Enfim, nesse caldeirão de diversidades, em várias instâncias, as pessoas parecem ter aprendido a dançar todas as modas: acertam o passo e a fórmula de compasso, mudando a coreografia ao sabor das novidades e dos noticiosos (escândalos, trocas de executivos, tragédias naturais, matanças...). Modas entram e saem, retornando, às vezes transfiguradas, mas preservando elementos formais. Ao garantirem sua vaga na paisagem sonora, pelo menos por algum tempo, fixam-se como memória cultural. De certo modo, essa situação se percebe nas matinês dançantes frequentadas pelos idosos, não mais interessados nas mudanças de governo. Tendo vivido "muitos carnavais", querem, antes de tudo, deliciar-se com os hits de todos os tempos e lugares: do samba ao bolero, passando pelas baladas românticas, nacionais e internacionais, os covers do rock, da música latina e quantas mais forem as peças de repertório que venham a animar os salões, criando momentos de descontração em solo firme ou "emoções em alto mar"30 30 Referência aos cruzeiros temáticos, no qual Roberto Carlos é o convidado de honra. Devido ao sucesso, o evento vem se repetindo anualmente, no verão, com saída do porto de Santos, com duração de três dias. . Deixa a vida me levar!

7. Ai, se eu te pego...

Muitos são os elementos e funções que estabelecem vínculos entre paisagens sonoras e as trilhas musicais. Tentar tomá-los todos, a uma só vez, é tarefa fadada à frustração.

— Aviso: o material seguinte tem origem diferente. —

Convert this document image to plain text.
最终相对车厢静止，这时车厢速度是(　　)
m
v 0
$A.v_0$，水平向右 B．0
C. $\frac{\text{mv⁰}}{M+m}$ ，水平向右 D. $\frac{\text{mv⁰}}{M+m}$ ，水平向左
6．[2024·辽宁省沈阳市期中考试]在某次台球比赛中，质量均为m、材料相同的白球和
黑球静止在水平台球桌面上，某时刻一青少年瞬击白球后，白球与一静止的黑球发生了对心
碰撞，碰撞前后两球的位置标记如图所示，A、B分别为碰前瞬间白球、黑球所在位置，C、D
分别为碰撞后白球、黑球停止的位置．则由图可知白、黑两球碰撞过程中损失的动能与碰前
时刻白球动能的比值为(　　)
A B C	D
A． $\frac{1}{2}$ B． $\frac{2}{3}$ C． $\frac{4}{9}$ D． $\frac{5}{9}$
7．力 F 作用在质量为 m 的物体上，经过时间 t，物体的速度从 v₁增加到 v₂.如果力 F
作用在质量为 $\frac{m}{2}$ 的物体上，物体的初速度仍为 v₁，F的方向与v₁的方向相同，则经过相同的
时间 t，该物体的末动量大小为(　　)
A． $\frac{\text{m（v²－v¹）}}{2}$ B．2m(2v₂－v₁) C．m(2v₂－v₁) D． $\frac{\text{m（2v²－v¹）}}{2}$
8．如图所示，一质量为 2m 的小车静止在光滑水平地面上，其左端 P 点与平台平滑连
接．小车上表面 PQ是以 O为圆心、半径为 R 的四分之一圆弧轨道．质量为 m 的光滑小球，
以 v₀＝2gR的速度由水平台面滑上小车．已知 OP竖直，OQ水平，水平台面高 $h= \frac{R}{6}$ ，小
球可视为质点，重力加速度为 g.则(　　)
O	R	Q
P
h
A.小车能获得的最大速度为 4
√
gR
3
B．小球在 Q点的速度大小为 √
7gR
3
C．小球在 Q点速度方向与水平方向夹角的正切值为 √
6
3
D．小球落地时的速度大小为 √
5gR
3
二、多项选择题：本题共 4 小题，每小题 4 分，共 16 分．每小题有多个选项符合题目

Nesse sentido, o papel das mídias, analisadas em sua especificidade, poderia trazer novos insumos para este estudo empírico como, por exemplo, todas as razões que determinam o longo sucesso da canção "Ai, se eu te pego", do paranaense Michel Teló, em escala planetária.

Dirigindo a atenção para o tempo presente, percebe-se que o atual governo, de Dilma Rousseff, já testemunha algumas mortes tecnológicas e transformações que exacerbam o que já havia sucedido nos mais de 15 anos que antecederam o seu mandato: O fim do walkman, em outubro de 2010; a "velhice" precoce do I-Pod, aos dez anos de existência, em 2011, ao mesmo em que o antigo LP volta triunfante (e com custo alto).

Em contrapartida às extinções, o desenvolvimento tecnológico possibilitou a criação das redes sociais, com consequências importantes na formação de novas sensibilidades, hábitos de escuta e fruição dos repertórios musicais: a televisão em live streaming, a música para telefone celular, a "nuvem" para armazenar música e outros arquivos digitais... Sem deixar de mencionar o crescimento do repertório armazenado no sítio Youtube.com, que vem possibilitando ressuscitar do passado maciçamente um vasto arsenal sígnico para o momento presente, ao mesmo tempo em que viabiliza o lançamento de novos astros, a partir de uma "fabricação" com equipamentos domésticos, em produções caseiras. São acontecimentos impactantes e de repercussão que, muito possivelmente, farão do universo midiático ainda mais visual do que auditivo... e também mais imiscuído de novas misturas. (Mas isto já é assunto para outro ensaio...)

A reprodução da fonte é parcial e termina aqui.